The production function is the dependence of the quantity of goods produced on the corresponding factors of production, expressed with the help of an economic and mathematical model , with which it is manufactured. Consider this concept in more detail.
A production function always has a specific look, as it is designed for a specific technology. The introduction of new technological developments entails a change or the creation of a new type of dependence.
This function is used to find the optimal (minimum) amount of costs that are necessary for the manufacture of a certain amount of goods. For all production functions, regardless of what type of production they express, these general properties are characteristic:
• the growth in the volume of goods produced due to only one factor (resource) has a finite limit (only a certain number of workers can work normally in one room, since the number of places is limited by area);
• factors of production can be interchangeable (automation of the production process) and complementary (workers and tools).
In its most general form, the production function looks like this:
Q = f (K, L, M, T, N), in this formula
Q is the volume of goods produced;
K - equipment (capital);
M - the cost of materials and raw materials;
T - used technologies;
N - entrepreneurial ability.
Types of production functions
There are many types of this relationship that take into account the influence of one or several of the most important factors. However, two main types of the production function have gained the greatest popularity: a two-factor model of the form Q = f (L; K) and the Cobb-Douglas function.
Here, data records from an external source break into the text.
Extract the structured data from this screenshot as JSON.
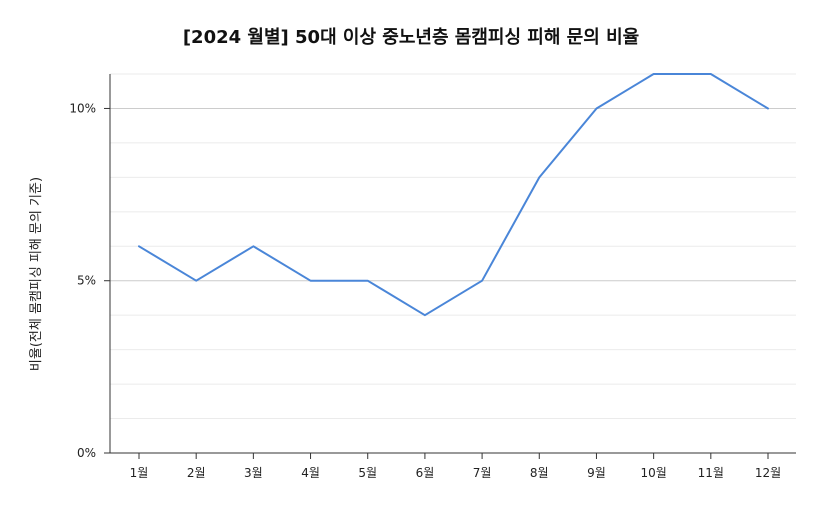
{
  "chart_data": {
    "type": "line",
    "title": "[2024 월별] 50대 이상 중노년층 몸캠피싱 피해 문의 비율",
    "xlabel": "",
    "ylabel": "비율(전체 몸캠피싱 피해 문의 기준)",
    "categories": [
      "1월",
      "2월",
      "3월",
      "4월",
      "5월",
      "6월",
      "7월",
      "8월",
      "9월",
      "10월",
      "11월",
      "12월"
    ],
    "series": [
      {
        "values": [
          6,
          5,
          6,
          5,
          5,
          4,
          5,
          8,
          10,
          11,
          11,
          10
        ],
        "color": "#4a86d8"
      }
    ],
    "ylim": [
      0,
      11
    ],
    "yticks": [
      0,
      5,
      10
    ],
    "ytick_labels": [
      "0%",
      "5%",
      "10%"
    ],
    "grid": true
  }
}
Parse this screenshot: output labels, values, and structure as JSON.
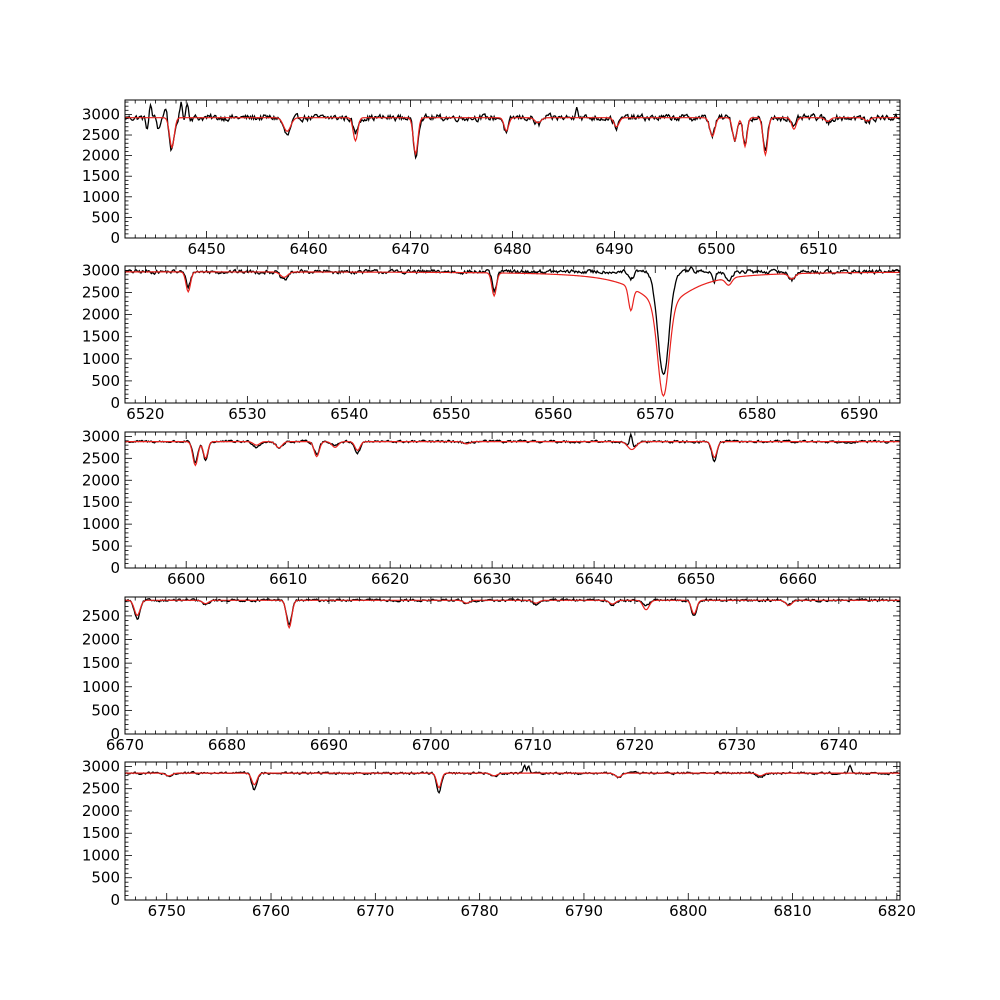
{
  "figure": {
    "background": "#ffffff",
    "observed_color": "#000000",
    "model_color": "#e8221e"
  },
  "chart_data": [
    {
      "type": "line",
      "xlim": [
        6442,
        6518
      ],
      "ylim": [
        0,
        3350
      ],
      "xticks": [
        6450,
        6460,
        6470,
        6480,
        6490,
        6500,
        6510
      ],
      "yticks": [
        0,
        500,
        1000,
        1500,
        2000,
        2500,
        3000
      ],
      "continuum": 2920,
      "lines": [
        {
          "center": 6446.6,
          "depth": 780,
          "width": 0.25,
          "modelDepth": 720,
          "modelWidth": 0.23
        },
        {
          "center": 6457.9,
          "depth": 430,
          "width": 0.35,
          "modelDepth": 330,
          "modelWidth": 0.35
        },
        {
          "center": 6464.6,
          "depth": 380,
          "width": 0.23,
          "modelDepth": 560,
          "modelWidth": 0.22
        },
        {
          "center": 6470.5,
          "depth": 920,
          "width": 0.22,
          "modelDepth": 880,
          "modelWidth": 0.22
        },
        {
          "center": 6479.4,
          "depth": 380,
          "width": 0.22,
          "modelDepth": 320,
          "modelWidth": 0.22
        },
        {
          "center": 6482.5,
          "depth": 180,
          "width": 0.3,
          "modelDepth": 120,
          "modelWidth": 0.3
        },
        {
          "center": 6490.2,
          "depth": 230,
          "width": 0.25,
          "modelDepth": 220,
          "modelWidth": 0.25
        },
        {
          "center": 6499.6,
          "depth": 420,
          "width": 0.25,
          "modelDepth": 450,
          "modelWidth": 0.25
        },
        {
          "center": 6501.8,
          "depth": 520,
          "width": 0.22,
          "modelDepth": 560,
          "modelWidth": 0.22
        },
        {
          "center": 6502.8,
          "depth": 650,
          "width": 0.2,
          "modelDepth": 700,
          "modelWidth": 0.2
        },
        {
          "center": 6504.8,
          "depth": 830,
          "width": 0.22,
          "modelDepth": 900,
          "modelWidth": 0.22
        },
        {
          "center": 6507.6,
          "depth": 260,
          "width": 0.22,
          "modelDepth": 280,
          "modelWidth": 0.22
        },
        {
          "center": 6510.9,
          "depth": 120,
          "width": 0.25,
          "modelDepth": 90,
          "modelWidth": 0.25
        },
        {
          "center": 6514.8,
          "depth": 120,
          "width": 0.25,
          "modelDepth": 80,
          "modelWidth": 0.25
        }
      ],
      "noise": 120,
      "spikes": [
        [
          6444.5,
          320
        ],
        [
          6446.0,
          300
        ],
        [
          6447.5,
          330
        ],
        [
          6448.1,
          360
        ],
        [
          6486.3,
          330
        ]
      ],
      "dips": [
        [
          6444.2,
          -250
        ],
        [
          6445.3,
          -260
        ]
      ]
    },
    {
      "type": "line",
      "xlim": [
        6518,
        6594
      ],
      "ylim": [
        0,
        3100
      ],
      "xticks": [
        6520,
        6530,
        6540,
        6550,
        6560,
        6570,
        6580,
        6590
      ],
      "yticks": [
        0,
        500,
        1000,
        1500,
        2000,
        2500,
        3000
      ],
      "continuum": 2970,
      "lines": [
        {
          "center": 6524.2,
          "depth": 330,
          "width": 0.22,
          "modelDepth": 450,
          "modelWidth": 0.22
        },
        {
          "center": 6533.6,
          "depth": 200,
          "width": 0.35,
          "modelDepth": 120,
          "modelWidth": 0.35
        },
        {
          "center": 6554.2,
          "depth": 480,
          "width": 0.22,
          "modelDepth": 520,
          "modelWidth": 0.22
        },
        {
          "center": 6567.6,
          "depth": 180,
          "width": 0.25,
          "modelDepth": 520,
          "modelWidth": 0.22
        },
        {
          "center": 6577.2,
          "depth": 220,
          "width": 0.3,
          "modelDepth": 160,
          "modelWidth": 0.3
        },
        {
          "center": 6583.4,
          "depth": 180,
          "width": 0.3,
          "modelDepth": 120,
          "modelWidth": 0.3
        }
      ],
      "halpha": {
        "center": 6570.8,
        "depth": 2350,
        "width": 0.55,
        "modelDepth": 2090,
        "modelWidth": 0.55,
        "modelWing": 720,
        "modelWingWidth": 3.2
      },
      "noise": 70,
      "spikes": [
        [
          6554.0,
          90
        ],
        [
          6573.5,
          120
        ]
      ],
      "dips": [
        [
          6575.8,
          -200
        ]
      ]
    },
    {
      "type": "line",
      "xlim": [
        6594,
        6670
      ],
      "ylim": [
        0,
        3100
      ],
      "xticks": [
        6600,
        6610,
        6620,
        6630,
        6640,
        6650,
        6660
      ],
      "yticks": [
        0,
        500,
        1000,
        1500,
        2000,
        2500,
        3000
      ],
      "continuum": 2880,
      "lines": [
        {
          "center": 6600.9,
          "depth": 480,
          "width": 0.25,
          "modelDepth": 540,
          "modelWidth": 0.25
        },
        {
          "center": 6601.9,
          "depth": 420,
          "width": 0.22,
          "modelDepth": 380,
          "modelWidth": 0.22
        },
        {
          "center": 6606.9,
          "depth": 120,
          "width": 0.3,
          "modelDepth": 80,
          "modelWidth": 0.3
        },
        {
          "center": 6609.1,
          "depth": 150,
          "width": 0.3,
          "modelDepth": 140,
          "modelWidth": 0.3
        },
        {
          "center": 6612.8,
          "depth": 280,
          "width": 0.25,
          "modelDepth": 340,
          "modelWidth": 0.25
        },
        {
          "center": 6614.6,
          "depth": 80,
          "width": 0.3,
          "modelDepth": 130,
          "modelWidth": 0.3
        },
        {
          "center": 6616.8,
          "depth": 260,
          "width": 0.25,
          "modelDepth": 200,
          "modelWidth": 0.25
        },
        {
          "center": 6627.5,
          "depth": 60,
          "width": 0.3,
          "modelDepth": 50,
          "modelWidth": 0.3
        },
        {
          "center": 6643.7,
          "depth": 150,
          "width": 0.4,
          "modelDepth": 180,
          "modelWidth": 0.4
        },
        {
          "center": 6651.8,
          "depth": 440,
          "width": 0.25,
          "modelDepth": 360,
          "modelWidth": 0.25
        }
      ],
      "noise": 45,
      "spikes": [
        [
          6643.6,
          340
        ]
      ],
      "dips": []
    },
    {
      "type": "line",
      "xlim": [
        6670,
        6746
      ],
      "ylim": [
        0,
        2900
      ],
      "xticks": [
        6670,
        6680,
        6690,
        6700,
        6710,
        6720,
        6730,
        6740
      ],
      "yticks": [
        0,
        500,
        1000,
        1500,
        2000,
        2500
      ],
      "continuum": 2830,
      "lines": [
        {
          "center": 6671.2,
          "depth": 400,
          "width": 0.28,
          "modelDepth": 320,
          "modelWidth": 0.28
        },
        {
          "center": 6677.9,
          "depth": 100,
          "width": 0.3,
          "modelDepth": 70,
          "modelWidth": 0.3
        },
        {
          "center": 6686.1,
          "depth": 520,
          "width": 0.25,
          "modelDepth": 580,
          "modelWidth": 0.25
        },
        {
          "center": 6703.5,
          "depth": 80,
          "width": 0.3,
          "modelDepth": 60,
          "modelWidth": 0.3
        },
        {
          "center": 6710.3,
          "depth": 90,
          "width": 0.3,
          "modelDepth": 60,
          "modelWidth": 0.3
        },
        {
          "center": 6717.8,
          "depth": 100,
          "width": 0.3,
          "modelDepth": 80,
          "modelWidth": 0.3
        },
        {
          "center": 6721.1,
          "depth": 100,
          "width": 0.3,
          "modelDepth": 200,
          "modelWidth": 0.3
        },
        {
          "center": 6725.8,
          "depth": 330,
          "width": 0.25,
          "modelDepth": 290,
          "modelWidth": 0.25
        },
        {
          "center": 6735.1,
          "depth": 90,
          "width": 0.3,
          "modelDepth": 110,
          "modelWidth": 0.3
        }
      ],
      "noise": 40,
      "spikes": [],
      "dips": []
    },
    {
      "type": "line",
      "xlim": [
        6746,
        6820.3
      ],
      "ylim": [
        0,
        3100
      ],
      "xticks": [
        6750,
        6760,
        6770,
        6780,
        6790,
        6800,
        6810,
        6820
      ],
      "yticks": [
        0,
        500,
        1000,
        1500,
        2000,
        2500,
        3000
      ],
      "continuum": 2850,
      "lines": [
        {
          "center": 6750.2,
          "depth": 90,
          "width": 0.3,
          "modelDepth": 60,
          "modelWidth": 0.3
        },
        {
          "center": 6758.4,
          "depth": 370,
          "width": 0.25,
          "modelDepth": 260,
          "modelWidth": 0.25
        },
        {
          "center": 6776.1,
          "depth": 430,
          "width": 0.22,
          "modelDepth": 330,
          "modelWidth": 0.22
        },
        {
          "center": 6781.4,
          "depth": 80,
          "width": 0.3,
          "modelDepth": 60,
          "modelWidth": 0.3
        },
        {
          "center": 6793.3,
          "depth": 90,
          "width": 0.3,
          "modelDepth": 90,
          "modelWidth": 0.3
        },
        {
          "center": 6806.9,
          "depth": 90,
          "width": 0.3,
          "modelDepth": 60,
          "modelWidth": 0.3
        }
      ],
      "noise": 40,
      "spikes": [
        [
          6784.3,
          180
        ],
        [
          6784.7,
          160
        ],
        [
          6815.5,
          150
        ]
      ],
      "dips": []
    }
  ]
}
Two-factor model Q = f (L; K)
This model considers the dependence of output (Q) on labor costs (L) and capital (L). Quite often, a group of iso-quanta is used to analyze this model. An isoquant is such a curve that connects all possible points of combinations of production factors, allowing to produce a specific volume of goods. On the X axis, labor costs are usually noted, and on the Y axis, capital. Several isoquants are drawn on the same graph, each of which corresponds to a certain volume of production using a specific technology. The result is an isoquant map with different quantities of manufactured goods. It will be the production function for this enterprise.
The following general properties are characteristic of isoquants:
• the farther the curve is from the origin, the higher the volume of output;
• the concave and downward view of the isoquant is due to the fact that a decrease in the use of capital with a stable volume of manufactured goods causes an increase in labor costs;
• the concave shape of the isoquantum curve depends on the maximum permissible rate of technological substitution (the amount of capital that can be replaced by 1 additional unit of labor).
Cobb-Douglas Function
This production function, named after two American discoverers, where the total volume of output Y depends on the resources used in the production process, for example, labor L and capital K. Its formula:
Y = AKαLβ,
where α and b are constants (α> 0 and b> 0);
K and L are capital and labor, respectively.
If the sum of the constants α and b is equal to unity, then it is generally accepted that such a function has a constant effect of the scale of production. If the parameters K and L are multiplied by any coefficient, then Y also needs to be multiplied by the same coefficient.
The Cobb-Douglas model can be applied to any particular company. In this case, α is the share of total costs spent on capital, and β is the share spent on labor. Cobb-Douglas models can also contain more than two variables. For example, if N is land resources, then the production function takes the form Y = AKαLβNγ, where γ is a constant (γ> 0), and α + β + γ = 1.